Norton Furniture
- Company type: Furniture store
- Headquarters: Cleveland, Ohio, United States
- Key people: Marc Brown
- Products: Furniture

= Norton Furniture =

Furniture store in Cleveland, Ohio

Norton Furniture is a Cleveland-based furniture store that is known across the Internet for its strange and unusual late night television commercials.

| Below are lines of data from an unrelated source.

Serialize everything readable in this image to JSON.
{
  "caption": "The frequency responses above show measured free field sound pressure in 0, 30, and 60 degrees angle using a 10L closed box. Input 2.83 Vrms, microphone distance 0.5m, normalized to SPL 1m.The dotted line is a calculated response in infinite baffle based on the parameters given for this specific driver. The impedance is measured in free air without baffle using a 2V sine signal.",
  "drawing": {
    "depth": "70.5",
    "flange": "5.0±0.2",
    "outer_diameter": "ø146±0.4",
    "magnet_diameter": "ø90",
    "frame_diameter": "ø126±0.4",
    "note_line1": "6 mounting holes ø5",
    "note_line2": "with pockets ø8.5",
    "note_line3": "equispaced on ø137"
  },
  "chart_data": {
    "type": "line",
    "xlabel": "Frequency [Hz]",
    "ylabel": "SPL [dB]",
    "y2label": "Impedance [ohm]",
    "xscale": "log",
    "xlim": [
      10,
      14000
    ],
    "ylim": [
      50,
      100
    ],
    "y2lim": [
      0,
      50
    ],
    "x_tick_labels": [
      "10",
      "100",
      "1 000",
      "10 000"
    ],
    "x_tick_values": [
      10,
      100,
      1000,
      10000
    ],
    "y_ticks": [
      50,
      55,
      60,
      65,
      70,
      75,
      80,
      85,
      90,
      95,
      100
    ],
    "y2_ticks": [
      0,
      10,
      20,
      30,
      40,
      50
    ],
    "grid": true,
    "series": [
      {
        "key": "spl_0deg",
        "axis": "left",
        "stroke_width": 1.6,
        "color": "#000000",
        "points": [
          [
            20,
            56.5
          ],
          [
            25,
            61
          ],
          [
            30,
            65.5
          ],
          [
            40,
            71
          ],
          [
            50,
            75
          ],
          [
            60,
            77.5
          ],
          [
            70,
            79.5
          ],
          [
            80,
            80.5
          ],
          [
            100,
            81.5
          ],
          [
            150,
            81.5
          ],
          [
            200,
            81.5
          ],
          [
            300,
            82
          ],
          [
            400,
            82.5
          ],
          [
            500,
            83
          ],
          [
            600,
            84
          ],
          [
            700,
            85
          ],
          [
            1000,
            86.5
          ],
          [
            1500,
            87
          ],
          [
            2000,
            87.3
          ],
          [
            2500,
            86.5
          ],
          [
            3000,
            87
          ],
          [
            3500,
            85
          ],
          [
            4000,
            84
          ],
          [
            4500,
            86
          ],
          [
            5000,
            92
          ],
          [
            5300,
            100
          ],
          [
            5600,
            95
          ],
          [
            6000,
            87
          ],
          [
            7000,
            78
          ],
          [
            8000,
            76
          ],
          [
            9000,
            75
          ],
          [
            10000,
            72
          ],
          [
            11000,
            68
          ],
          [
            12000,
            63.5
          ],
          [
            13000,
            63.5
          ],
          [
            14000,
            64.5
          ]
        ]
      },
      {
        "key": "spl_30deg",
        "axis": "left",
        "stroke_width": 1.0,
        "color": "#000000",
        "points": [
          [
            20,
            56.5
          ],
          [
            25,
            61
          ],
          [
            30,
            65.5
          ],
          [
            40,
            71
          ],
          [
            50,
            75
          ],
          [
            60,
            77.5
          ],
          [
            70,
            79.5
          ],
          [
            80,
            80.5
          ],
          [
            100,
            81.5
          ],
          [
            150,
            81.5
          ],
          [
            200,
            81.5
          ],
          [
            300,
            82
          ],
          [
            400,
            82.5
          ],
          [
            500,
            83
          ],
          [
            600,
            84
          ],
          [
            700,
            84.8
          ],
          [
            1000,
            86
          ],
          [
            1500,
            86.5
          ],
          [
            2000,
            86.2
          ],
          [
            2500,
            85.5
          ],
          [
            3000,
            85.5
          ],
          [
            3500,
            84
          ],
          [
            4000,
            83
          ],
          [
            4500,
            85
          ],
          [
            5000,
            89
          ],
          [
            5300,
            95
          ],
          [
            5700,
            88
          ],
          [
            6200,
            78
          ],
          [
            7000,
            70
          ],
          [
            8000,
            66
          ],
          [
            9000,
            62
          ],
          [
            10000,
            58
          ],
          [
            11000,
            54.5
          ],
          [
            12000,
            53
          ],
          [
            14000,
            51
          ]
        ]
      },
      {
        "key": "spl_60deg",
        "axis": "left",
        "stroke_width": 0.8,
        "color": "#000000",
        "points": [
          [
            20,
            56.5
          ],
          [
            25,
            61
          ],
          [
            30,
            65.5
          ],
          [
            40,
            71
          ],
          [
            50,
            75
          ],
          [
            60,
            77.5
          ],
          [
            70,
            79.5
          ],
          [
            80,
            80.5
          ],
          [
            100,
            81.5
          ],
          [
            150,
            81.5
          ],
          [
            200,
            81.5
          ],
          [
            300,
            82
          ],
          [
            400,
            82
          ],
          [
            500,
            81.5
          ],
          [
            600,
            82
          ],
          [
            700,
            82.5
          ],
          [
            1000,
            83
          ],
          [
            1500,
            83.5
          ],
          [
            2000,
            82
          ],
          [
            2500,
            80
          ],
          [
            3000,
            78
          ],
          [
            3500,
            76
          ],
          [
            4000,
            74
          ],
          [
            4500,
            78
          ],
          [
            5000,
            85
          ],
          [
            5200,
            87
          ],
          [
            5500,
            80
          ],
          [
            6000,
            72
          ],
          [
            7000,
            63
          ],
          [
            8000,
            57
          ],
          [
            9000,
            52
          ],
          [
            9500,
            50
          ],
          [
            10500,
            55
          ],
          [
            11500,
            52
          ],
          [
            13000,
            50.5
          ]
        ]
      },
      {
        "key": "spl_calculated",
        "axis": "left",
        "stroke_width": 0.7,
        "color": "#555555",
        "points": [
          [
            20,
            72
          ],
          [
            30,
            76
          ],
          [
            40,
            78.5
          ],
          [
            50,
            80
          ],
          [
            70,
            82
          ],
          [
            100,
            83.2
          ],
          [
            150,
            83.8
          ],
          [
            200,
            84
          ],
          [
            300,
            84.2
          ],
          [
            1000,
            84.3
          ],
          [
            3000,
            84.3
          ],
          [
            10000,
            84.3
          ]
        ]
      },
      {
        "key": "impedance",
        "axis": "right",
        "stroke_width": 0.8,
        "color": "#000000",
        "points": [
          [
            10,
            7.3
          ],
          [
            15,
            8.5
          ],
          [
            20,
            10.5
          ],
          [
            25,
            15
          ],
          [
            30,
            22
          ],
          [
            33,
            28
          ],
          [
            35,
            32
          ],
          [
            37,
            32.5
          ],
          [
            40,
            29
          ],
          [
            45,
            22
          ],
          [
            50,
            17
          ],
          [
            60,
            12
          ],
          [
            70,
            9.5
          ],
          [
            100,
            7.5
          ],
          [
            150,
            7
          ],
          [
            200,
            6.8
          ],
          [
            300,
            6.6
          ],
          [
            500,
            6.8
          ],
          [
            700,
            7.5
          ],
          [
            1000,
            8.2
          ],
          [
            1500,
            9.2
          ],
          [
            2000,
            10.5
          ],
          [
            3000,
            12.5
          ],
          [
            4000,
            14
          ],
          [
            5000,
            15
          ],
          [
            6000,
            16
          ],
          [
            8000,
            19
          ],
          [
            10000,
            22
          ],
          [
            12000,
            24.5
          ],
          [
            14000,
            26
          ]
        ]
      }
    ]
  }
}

Norton Furniture is owned and operated by Marc Brown, who inherited the business from his father in 1995. The store is located in downtown Cleveland on the corner of Payne Avenue and East 21st Street. The store is now out of business and as of 2023 the building owners were involved in a lawsuit.

== Advertising ==
Norton Furniture is widely known for its unorthodox B-Rate commercials, as they have circulated across the Internet on many viral video sites. The commercials are known for their wacky characters and low production value, as well as the spokesperson for Norton Furniture. Brown sports a gray ponytail and glasses, and has an unmistakable quiet, raspy voice, due to physical damage to his throat when he was a child. The tagline of the commercials is "If you can't get credit in my store, you can't get credit anywhere. My name is Marc, and you can count on it!"

Common elements include local actors as well as mannequins to which he often delivers his spiel, and a comedic skit structure.

The commercials have been featured on MTV's viral video show and several late-night television programs, and were among the local TV programs which were awarded "Best of All Time" (2007) in the Cleveland Free Times.

Brown participated in the 2010 campaign to keep LeBron James in Cleveland, by appearing in the Please Stay LeBron video organized by local comedian Mike Polk.

To announce the quesalupa, Taco Bell featured Marc Brown in a regional Super Bowl 50 commercial.